第2話

『真瀬海斗様、郵便物を受理いたしました。』


肉声と聞き分けのつかない合成音声と共に、領収書のデータを受け取り、郵便局を後にする。データでのメッセージならわざわざ外に出る必要ないのだが、紙を転送するとなるとデータ上だけでのやり取りでは完結はしない。こうして手間をかける必要があるのはまだまだ技術が進歩できる余地とも言えるだろう。


「お!おーい!真瀬ー!」


かすかにした声の方を振り返ると、約50メートル先、俺が薄目を開けてやっと見えるくらいの所に男が1人立っている。
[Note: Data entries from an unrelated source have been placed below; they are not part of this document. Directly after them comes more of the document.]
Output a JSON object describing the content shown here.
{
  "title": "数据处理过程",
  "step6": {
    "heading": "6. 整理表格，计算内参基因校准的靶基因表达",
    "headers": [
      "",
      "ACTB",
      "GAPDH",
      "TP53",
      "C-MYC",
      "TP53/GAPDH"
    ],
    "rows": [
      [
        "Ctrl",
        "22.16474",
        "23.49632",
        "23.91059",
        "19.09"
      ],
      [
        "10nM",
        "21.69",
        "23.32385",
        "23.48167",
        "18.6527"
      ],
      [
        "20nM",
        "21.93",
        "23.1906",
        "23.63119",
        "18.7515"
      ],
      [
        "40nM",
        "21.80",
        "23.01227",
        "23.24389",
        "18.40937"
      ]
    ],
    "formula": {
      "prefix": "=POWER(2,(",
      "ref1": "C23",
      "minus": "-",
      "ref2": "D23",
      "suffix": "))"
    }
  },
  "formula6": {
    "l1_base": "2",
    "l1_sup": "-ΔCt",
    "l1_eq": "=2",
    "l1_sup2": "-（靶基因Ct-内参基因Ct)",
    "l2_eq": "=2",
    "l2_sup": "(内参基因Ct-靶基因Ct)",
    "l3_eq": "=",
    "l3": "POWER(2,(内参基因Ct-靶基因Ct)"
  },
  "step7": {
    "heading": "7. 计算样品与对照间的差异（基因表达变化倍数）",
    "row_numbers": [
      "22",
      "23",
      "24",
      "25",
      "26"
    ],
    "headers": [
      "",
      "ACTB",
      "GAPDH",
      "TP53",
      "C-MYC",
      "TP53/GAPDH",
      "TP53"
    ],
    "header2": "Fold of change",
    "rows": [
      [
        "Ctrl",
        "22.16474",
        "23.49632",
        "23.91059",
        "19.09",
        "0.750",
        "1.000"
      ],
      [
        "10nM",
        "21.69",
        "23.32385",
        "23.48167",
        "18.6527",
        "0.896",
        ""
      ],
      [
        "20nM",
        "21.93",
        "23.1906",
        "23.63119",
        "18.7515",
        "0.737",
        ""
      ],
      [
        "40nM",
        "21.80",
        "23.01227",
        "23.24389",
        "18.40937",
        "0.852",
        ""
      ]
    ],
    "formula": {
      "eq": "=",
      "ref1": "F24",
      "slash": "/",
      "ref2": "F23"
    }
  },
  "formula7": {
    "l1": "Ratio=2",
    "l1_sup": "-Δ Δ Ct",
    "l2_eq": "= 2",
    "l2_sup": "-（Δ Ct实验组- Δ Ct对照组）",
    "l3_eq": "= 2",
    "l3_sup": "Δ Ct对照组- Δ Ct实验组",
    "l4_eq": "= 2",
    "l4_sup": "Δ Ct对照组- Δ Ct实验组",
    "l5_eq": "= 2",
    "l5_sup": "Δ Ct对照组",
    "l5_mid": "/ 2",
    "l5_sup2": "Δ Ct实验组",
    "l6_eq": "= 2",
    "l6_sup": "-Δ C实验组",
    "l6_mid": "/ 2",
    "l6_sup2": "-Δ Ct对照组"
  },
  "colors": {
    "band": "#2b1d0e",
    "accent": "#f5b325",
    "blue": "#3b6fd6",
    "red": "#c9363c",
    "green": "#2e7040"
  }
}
以上な視力に気さくな雰囲気を持つ友人を、真瀬は1人だけ知っていた。


「佐竹か。久しぶりだな」

「全くだよ、最近はずっとからなあ〜」


気がつけばあてもなく2人は街の中をぶらぶらと散策していた。車は通るがどれも無人、大通りなのに人の通りもほとんどない。労働や教育を受ける必要がなくなり娯楽が溢れかえっている現代では、移動する必要なんて皆無に等しい。

佐竹が外出している理由も、仮想生成装置にのめり込みすぎが故に息抜きを必要としているということだった。


「あれはすごいぜ。自分が望んだ事が、寝るだけで実現されるんだ。しかも五感は全て鮮明にあって……俺は現実では目しか効かねえが、匂いとか味とか触覚とか、特にうまい飯とかを食べるときなんかは、もう現実よりもで済ませちまってる」

「へえ、人間の五感も相当研究し尽くされてきたな」

「そうなんだよ!もう俺はほとんどの時間を仮想の世界で過ごしてる」


真瀬が相槌を打つと佐竹はどんどん得意げになって、自分が発明したかのように流行りの娯楽の話をしていた。

人間の究極の幸せが手に入るとか、もうこの世界なんて必要なくなるとか……最後の方には相槌を打つ気力すら無くなった真瀬に、佐竹は続けた。


「なあ……お前も個人で研究開発なんてやめてさ、仮想生成装置で……」



「それだけはだめだ」



「……ごめん、そうだったな」

「こっちこそごめん、いきなり怒鳴っちゃって」

「全然大丈夫だぜ、っと、もうこんなところまで歩いてきちゃったんだな」


気が付けば二人の家から2キロほど離れた公園まで来てしまっていた。ここまできてしまうと、家に帰るまでも歩いて20分以上はかかってしまうだろう。


「俺はそろそろ帰るけど、間瀬はどーすんの?」

「帰って調べたいことがある」

「―――奥さん想いなのはいい事だが、お前自身のことも大切にしてやれよ」


幸せになる手段なら、今なら他にいっぱいあるのだから。

そう言って佐竹はまた、能天気に仮想空間で起こったことについて語るのだった。